Il avait d’abord aperçu Claudine ; il vit ensuite Cornélius.

– Tous deux ensemble, leur dit-il ; ma sœur et mon frère !

À ces mots qui les unissaient dans la pensée de Belle-Rose, Claudine rougit.

– Oh ! fit-elle avec un sourire sur les lèvres et les yeux baissés, il y a à peine deux minutes que M. Hoghart s’est présenté chez nous.

– Ton souvenir retarde peut-être un peu, reprit Belle-Rose ; mais c’est une douce erreur dont le bonheur seul a le privilège.

Cornélius tendit la main au jeune lieutenant.

– Je ne vous quitte plus, lui dit-il ; nos deux rois sont alliés et nos mains sont unies. Ma place est ici. Soldat, je me battrai comme un soldat.

Mais Belle-Rose avait dans ce moment tout l’égoïsme de l’amour ; lui aussi voulait un peu de cette joie que savouraient Claudine et Cornélius. Comme ces talismans qui allument la fièvre au cœur de ceux qui les touchent, la rose de Suzanne avait irrité son ardeur toujours contenue et toujours vivace.

– Claudine, dit-il tout bas à sa sœur, Mme d’Albergotti est-elle ici ?

À ce nom, le visage de Claudine se rembrunit.

– Oui, dit-elle.

– Puis-je la voir, lui parler ?

Claudine secoua la tête.

– Une heure, une minute, un instant ! reprit Belle-Rose avec l’aveugle obstination de l’amour.

Claudine froissa ses mains l’une contre l’autre.

– Frère, dit-elle, c’est une mauvaise pensée ; mais il ne sera pas dit que je t’aurai rien refusé le jour où tu m’es rendu. Attends ici.

Et, plus légère qu’un oiseau, Claudine s’élança vers la maison. Cornélius, avec une réserve naturelle aux gens de sa nation, s’était retiré à l’écart. Belle-Rose s’appuya contre un arbre et ferma les yeux. Ce jardin, ces arbres, ces fleurs, cette petite maison, ces insectes bourdonnants, Claudine qu’il venait d’embrasser, Suzanne qui était si proche de lui qu’un pan de gazon l’en séparait à peine, tout lui rappelait son enfance et le logis de Saint-Omer. Au bout de cinq minutes, le temps de revoir toute une vie à la lueur d’un souvenir, Claudine revint. Elle était très pâle et tenait une lettre à la main. À la vue de cette lettre, Belle-Rose perdit toute espérance.

– Elle ne veut pas ? dit-il.

– Lis, répondit Claudine, et, tendant la lettre à son frère, elle détourna la tête pour cacher une larme qui roulait dans ses yeux.

Belle-Rose rompit le cachet et lut.

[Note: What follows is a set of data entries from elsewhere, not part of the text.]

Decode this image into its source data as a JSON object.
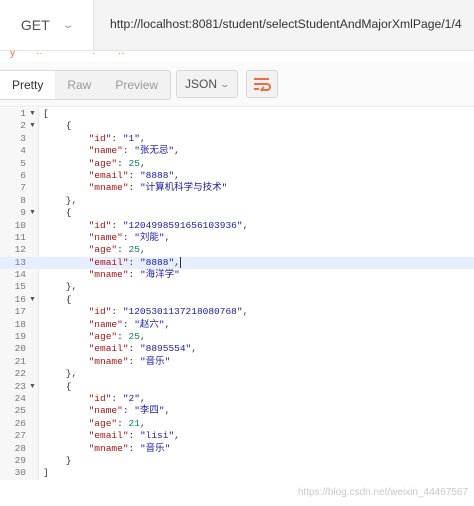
{
  "request": {
    "method": "GET",
    "url": "http://localhost:8081/student/selectStudentAndMajorXmlPage/1/4"
  },
  "response_tabs_partial": [
    "y",
    "··",
    "·",
    "··"
  ],
  "toolbar": {
    "views": [
      "Pretty",
      "Raw",
      "Preview"
    ],
    "active_view": "Pretty",
    "format": "JSON",
    "icons": [
      "chevron-down-icon",
      "wrap-lines-icon"
    ]
  },
  "colors": {
    "accent": "#f26b3a",
    "key": "#a31515",
    "string": "#1a1aa6",
    "number": "#098658",
    "highlight": "#e6efff"
  },
  "records": [
    {
      "id": "1",
      "name": "张无忌",
      "age": 25,
      "email": "8888",
      "mname": "计算机科学与技术"
    },
    {
      "id": "1204998591656103936",
      "name": "刘能",
      "age": 25,
      "email": "8888",
      "mname": "海洋学"
    },
    {
      "id": "1205301137218080768",
      "name": "赵六",
      "age": 25,
      "email": "8895554",
      "mname": "音乐"
    },
    {
      "id": "2",
      "name": "李四",
      "age": 21,
      "email": "lisi",
      "mname": "音乐"
    }
  ],
  "highlighted_line": 13,
  "watermark": "https://blog.csdn.net/weixin_44467567"
}
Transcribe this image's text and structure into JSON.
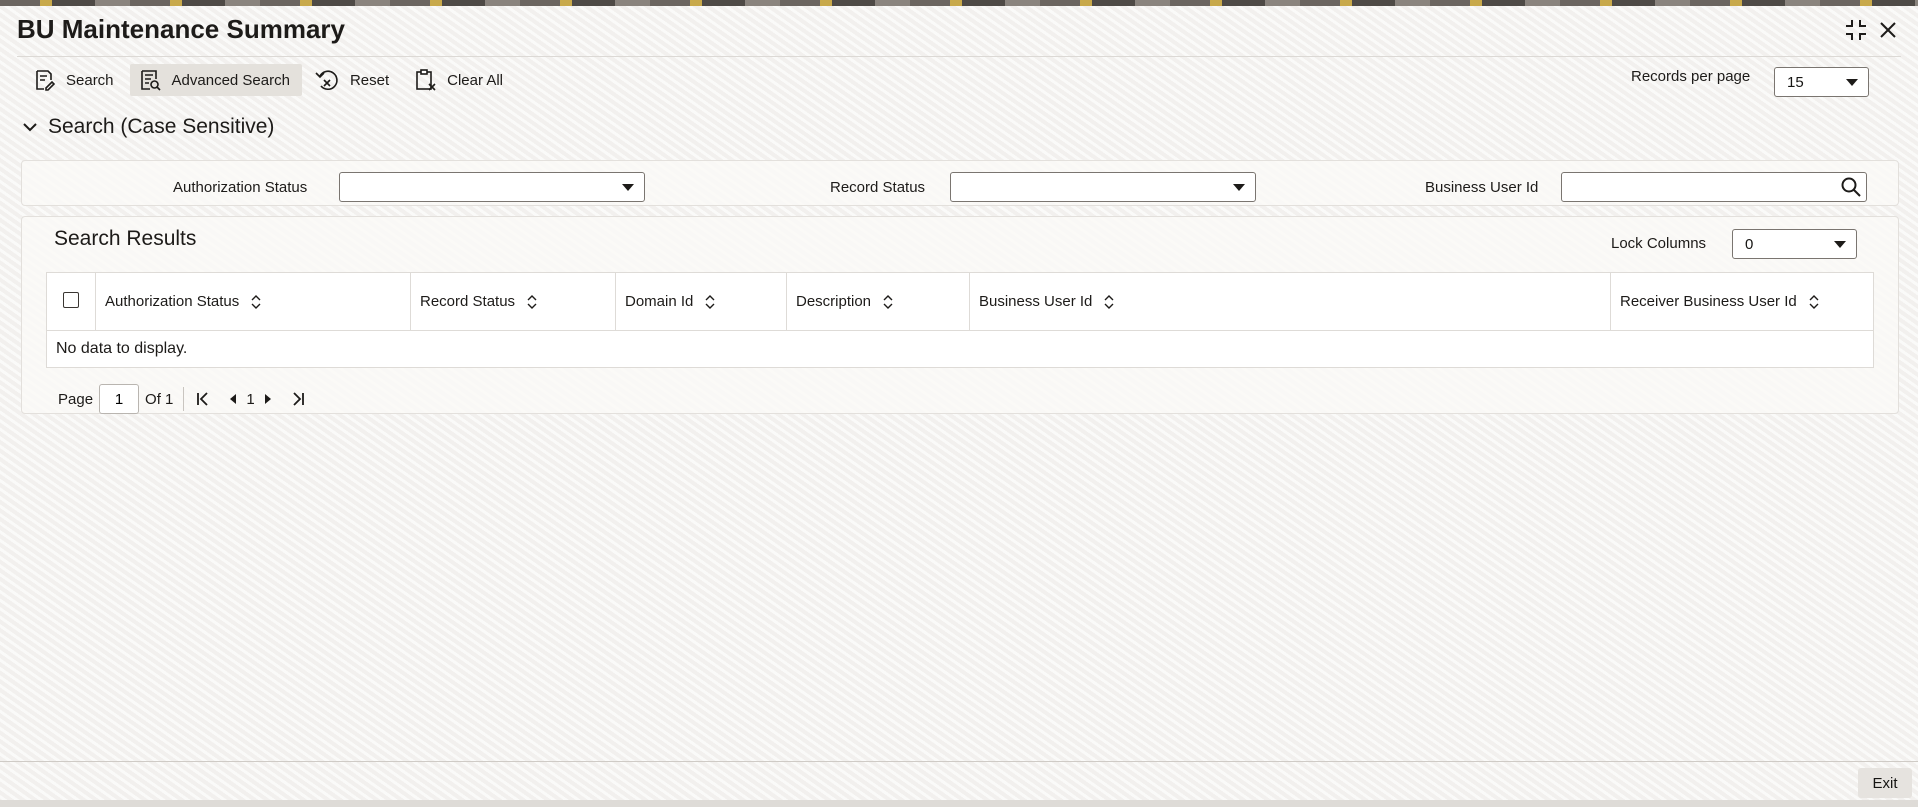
{
  "window": {
    "title": "BU Maintenance Summary"
  },
  "toolbar": {
    "search_label": "Search",
    "advanced_search_label": "Advanced Search",
    "reset_label": "Reset",
    "clear_all_label": "Clear All"
  },
  "records_per_page": {
    "label": "Records per page",
    "value": "15"
  },
  "search_section": {
    "title": "Search (Case Sensitive)",
    "authorization_status_label": "Authorization Status",
    "authorization_status_value": "",
    "record_status_label": "Record Status",
    "record_status_value": "",
    "business_user_id_label": "Business User Id",
    "business_user_id_value": ""
  },
  "results": {
    "title": "Search Results",
    "lock_columns_label": "Lock Columns",
    "lock_columns_value": "0",
    "columns": [
      "Authorization Status",
      "Record Status",
      "Domain Id",
      "Description",
      "Business User Id",
      "Receiver Business User Id"
    ],
    "empty_text": "No data to display."
  },
  "pagination": {
    "page_label": "Page",
    "current_page": "1",
    "of_label": "Of 1",
    "page_number": "1"
  },
  "footer": {
    "exit_label": "Exit"
  }
}
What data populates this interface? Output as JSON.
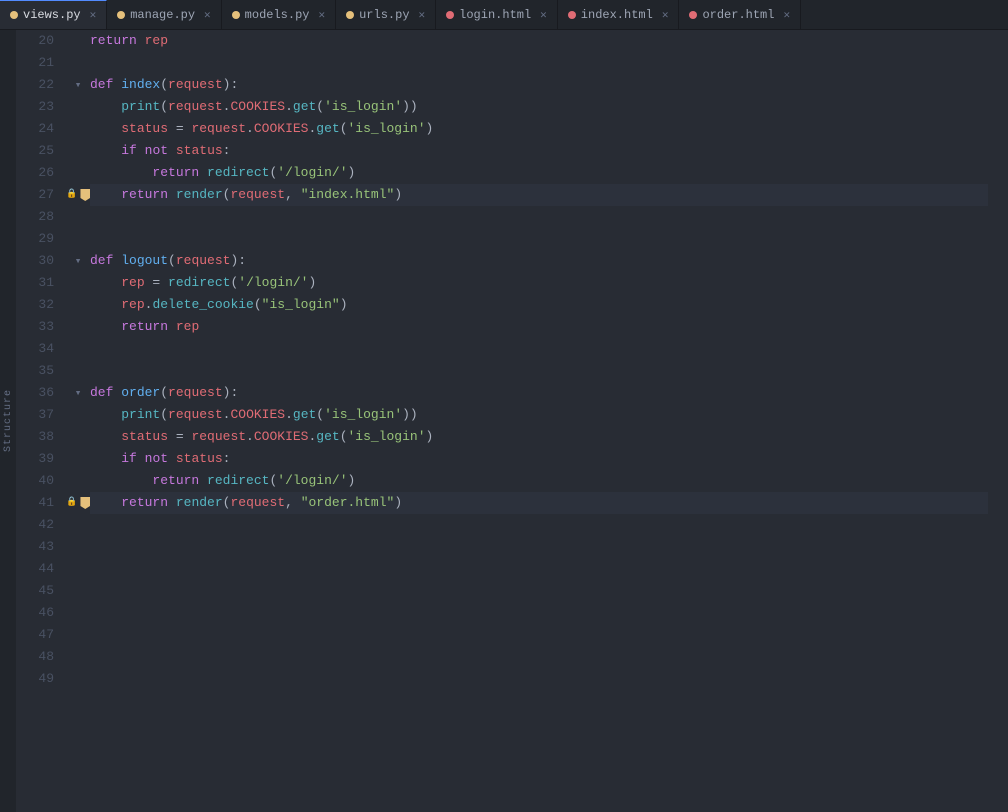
{
  "tabs": [
    {
      "id": "views-py",
      "label": "views.py",
      "active": true,
      "color": "#e5c07b",
      "dot_color": "#e5c07b"
    },
    {
      "id": "manage-py",
      "label": "manage.py",
      "active": false,
      "color": "#e5c07b",
      "dot_color": "#e5c07b"
    },
    {
      "id": "models-py",
      "label": "models.py",
      "active": false,
      "color": "#e5c07b",
      "dot_color": "#e5c07b"
    },
    {
      "id": "urls-py",
      "label": "urls.py",
      "active": false,
      "color": "#e5c07b",
      "dot_color": "#e5c07b"
    },
    {
      "id": "login-html",
      "label": "login.html",
      "active": false,
      "color": "#e06c75",
      "dot_color": "#e06c75"
    },
    {
      "id": "index-html",
      "label": "index.html",
      "active": false,
      "color": "#e06c75",
      "dot_color": "#e06c75"
    },
    {
      "id": "order-html",
      "label": "order.html",
      "active": false,
      "color": "#e06c75",
      "dot_color": "#e06c75"
    }
  ],
  "structure_label": "Structure",
  "lines": [
    {
      "num": 20,
      "gutter": "",
      "content": "return rep",
      "has_bookmark": false,
      "has_fold": false
    },
    {
      "num": 21,
      "gutter": "",
      "content": "",
      "has_bookmark": false,
      "has_fold": false
    },
    {
      "num": 22,
      "gutter": "fold",
      "content": "def index(request):",
      "has_bookmark": false,
      "has_fold": true
    },
    {
      "num": 23,
      "gutter": "",
      "content": "    print(request.COOKIES.get('is_login'))",
      "has_bookmark": false,
      "has_fold": false
    },
    {
      "num": 24,
      "gutter": "",
      "content": "    status = request.COOKIES.get('is_login')",
      "has_bookmark": false,
      "has_fold": false
    },
    {
      "num": 25,
      "gutter": "",
      "content": "    if not status:",
      "has_bookmark": false,
      "has_fold": false
    },
    {
      "num": 26,
      "gutter": "",
      "content": "        return redirect('/login/')",
      "has_bookmark": false,
      "has_fold": false
    },
    {
      "num": 27,
      "gutter": "bookmark",
      "content": "    return render(request, \"index.html\")",
      "has_bookmark": true,
      "has_fold": false
    },
    {
      "num": 28,
      "gutter": "",
      "content": "",
      "has_bookmark": false,
      "has_fold": false
    },
    {
      "num": 29,
      "gutter": "",
      "content": "",
      "has_bookmark": false,
      "has_fold": false
    },
    {
      "num": 30,
      "gutter": "fold",
      "content": "def logout(request):",
      "has_bookmark": false,
      "has_fold": true
    },
    {
      "num": 31,
      "gutter": "",
      "content": "    rep = redirect('/login/')",
      "has_bookmark": false,
      "has_fold": false
    },
    {
      "num": 32,
      "gutter": "",
      "content": "    rep.delete_cookie(\"is_login\")",
      "has_bookmark": false,
      "has_fold": false
    },
    {
      "num": 33,
      "gutter": "",
      "content": "    return rep",
      "has_bookmark": false,
      "has_fold": false
    },
    {
      "num": 34,
      "gutter": "",
      "content": "",
      "has_bookmark": false,
      "has_fold": false
    },
    {
      "num": 35,
      "gutter": "",
      "content": "",
      "has_bookmark": false,
      "has_fold": false
    },
    {
      "num": 36,
      "gutter": "fold",
      "content": "def order(request):",
      "has_bookmark": false,
      "has_fold": true
    },
    {
      "num": 37,
      "gutter": "",
      "content": "    print(request.COOKIES.get('is_login'))",
      "has_bookmark": false,
      "has_fold": false
    },
    {
      "num": 38,
      "gutter": "",
      "content": "    status = request.COOKIES.get('is_login')",
      "has_bookmark": false,
      "has_fold": false
    },
    {
      "num": 39,
      "gutter": "",
      "content": "    if not status:",
      "has_bookmark": false,
      "has_fold": false
    },
    {
      "num": 40,
      "gutter": "",
      "content": "        return redirect('/login/')",
      "has_bookmark": false,
      "has_fold": false
    },
    {
      "num": 41,
      "gutter": "bookmark",
      "content": "    return render(request, \"order.html\")",
      "has_bookmark": true,
      "has_fold": false
    },
    {
      "num": 42,
      "gutter": "",
      "content": "",
      "has_bookmark": false,
      "has_fold": false
    },
    {
      "num": 43,
      "gutter": "",
      "content": "",
      "has_bookmark": false,
      "has_fold": false
    },
    {
      "num": 44,
      "gutter": "",
      "content": "",
      "has_bookmark": false,
      "has_fold": false
    },
    {
      "num": 45,
      "gutter": "",
      "content": "",
      "has_bookmark": false,
      "has_fold": false
    },
    {
      "num": 46,
      "gutter": "",
      "content": "",
      "has_bookmark": false,
      "has_fold": false
    },
    {
      "num": 47,
      "gutter": "",
      "content": "",
      "has_bookmark": false,
      "has_fold": false
    },
    {
      "num": 48,
      "gutter": "",
      "content": "",
      "has_bookmark": false,
      "has_fold": false
    },
    {
      "num": 49,
      "gutter": "",
      "content": "",
      "has_bookmark": false,
      "has_fold": false
    }
  ]
}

Il voyait comme au travers d’un nuage.


« Il y a près d’un quart d’heure que je vous vois, mon ami, disait la lettre ; avant que vous fussiez entré au jardin, mon cœur s’était empli du bruit de vos pas. J’ai couru à la porte, entraînée par un élan irrésistible ; une puissance inconnue m’a clouée sur le seuil. Je suis restée là, immobile, haletante, ne vous voyant plus et tout émue du son de votre voix. Depuis que je vous ai rencontré sur le chemin de la chapelle, je suis comme une folle. Quelles prières ai-je adressées à Dieu ! Ai-je prié seulement ? Toute ma force s’en est allée comme l’eau d’un vase qu’on renverse, et c’est alors que votre sœur est venue, tremblante et désolée, me dire que vous attendiez un mot qui vous rappelât à moi ! Ce mot, vous l’avouerai-je, mon ami, vingt fois ma bouche l’a prononcé. C’était moins une parole qu’un soupir, moins un soupir qu’une effusion du cœur ! Et maintenant j’hésite ! Oh ! je n’hésite même pas. Non, mon ami, non, vous ne pouvez, vous ne devez pas me revoir. Votre souffrance ne vous dit-elle pas la mienne ? Tenez, Jacques, si vous entriez, si je vous entendais ici, près de moi, si votre voix me suppliait, oh ! je le sens, ma force épuisée ne combattrait même plus ; pour vous consoler, je me perdrais… Dites, Jacques, dites, le voulez-vous ? Que votre courage vienne en aide au mien ; mais ne m’accusez pas dans votre douleur. Vous avez l’éclat des armes, le bruit de la guerre pour oublier ; moi, je n’ai rien, rien que la prière. Voudriez-vous donc m’enlever le seul asile où mon âme puisse encore se réfugier ? Faites un pas, venez, et je suis sans défense, et quand vous me quitterez, heureux de m’avoir revue, moi, je mourrai.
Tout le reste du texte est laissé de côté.